The Ministry of Health is to continue the implementation of a project to reduce child mortality and improve maternal health, with the allocation of $501.25 million.

This allocation is contained in the 2016/17 Estimates of Expenditure, now before the House of Representatives.

The Programme for Reduction of Maternal and Child Mortality (PROMAC) in Jamaica is aimed at the attainment of the Millennium Development Goals Four and Five.

The project seeks to further reduce the incidence of neonatal deaths, due to the lack of access to high dependency care; reduce the incidence of maternal deaths, due to the lack of access to emergency obstetrics care; improve the quality of management of high risk pregnancies at both tertiary and primary health care levels;  improve the population health seeking behaviour regarding maternal and child health; enhance public awareness and understanding of health care processes and patients’ rights; and strengthen the institutional capacity of  the Ministry of Health and Regional Health Authorities.

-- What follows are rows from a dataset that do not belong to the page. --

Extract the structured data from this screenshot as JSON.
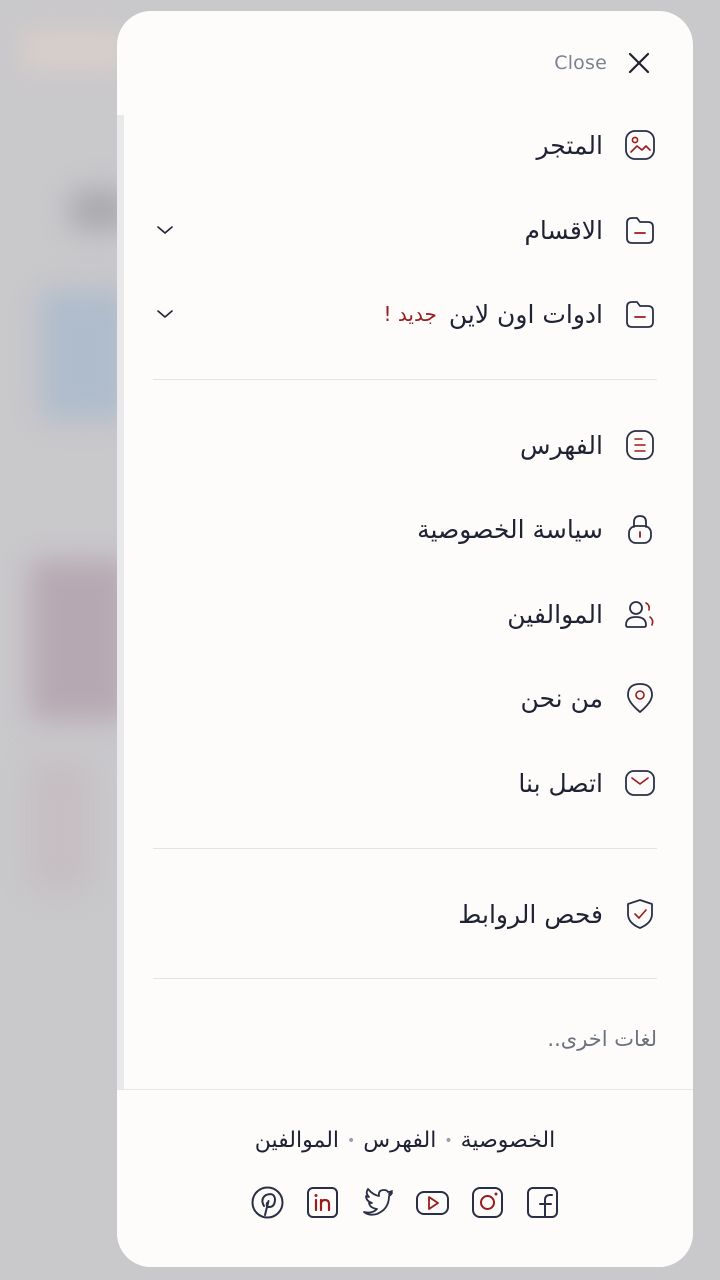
{
  "header": {
    "close_label": "Close"
  },
  "menu": {
    "primary": [
      {
        "label": "المتجر",
        "icon": "gallery-icon",
        "has_chevron": false
      },
      {
        "label": "الاقسام",
        "icon": "folder-icon",
        "has_chevron": true
      },
      {
        "label": "ادوات اون لاين",
        "badge": "جديد !",
        "icon": "folder-icon",
        "has_chevron": true
      }
    ],
    "secondary": [
      {
        "label": "الفهرس",
        "icon": "document-icon"
      },
      {
        "label": "سياسة الخصوصية",
        "icon": "lock-icon"
      },
      {
        "label": "الموالفين",
        "icon": "users-icon"
      },
      {
        "label": "من نحن",
        "icon": "location-icon"
      },
      {
        "label": "اتصل بنا",
        "icon": "mail-icon"
      }
    ],
    "tertiary": [
      {
        "label": "فحص الروابط",
        "icon": "shield-check-icon"
      }
    ],
    "other_languages": "لغات اخرى.."
  },
  "footer": {
    "links": [
      "الخصوصية",
      "الفهرس",
      "الموالفين"
    ],
    "social": [
      "pinterest",
      "linkedin",
      "twitter",
      "youtube",
      "instagram",
      "facebook"
    ]
  },
  "colors": {
    "accent": "#9b1b1b",
    "text": "#1f2233",
    "icon_stroke": "#2a2f45"
  }
}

As of January 2016, contracts were signed for design services for High Density Units (HDUs) in six hospitals, as well as for design services to rehabilitate four primary health centres and two community hospitals and for the delivery of testing equipment and  neonatal HDU equipment for the Mandeville Regional Hospital.

Additionally, a contract was signed with the University of the West Indies (UWI) for training of specialised physicians and nurses and a contract dossier developed for the procurement of ambulances.

In-training service has also been completed for the first cohort of critical care nurses, while training commenced for 1,000 primary health care workers, 200 community health aides and 100 nurses in post-basic midwifery and post-basic critical care.

For the 2016/17 fiscal year, the Government will seek to improve newborn care and emergency obstetrics care in hospitals; improve the quality of primary health care services and referral system; improve clinical knowledge and skill of health care workers; and improve support to health-seeking behaviour of the target population and the role of civil society.

The project is funded by the European Union through grants.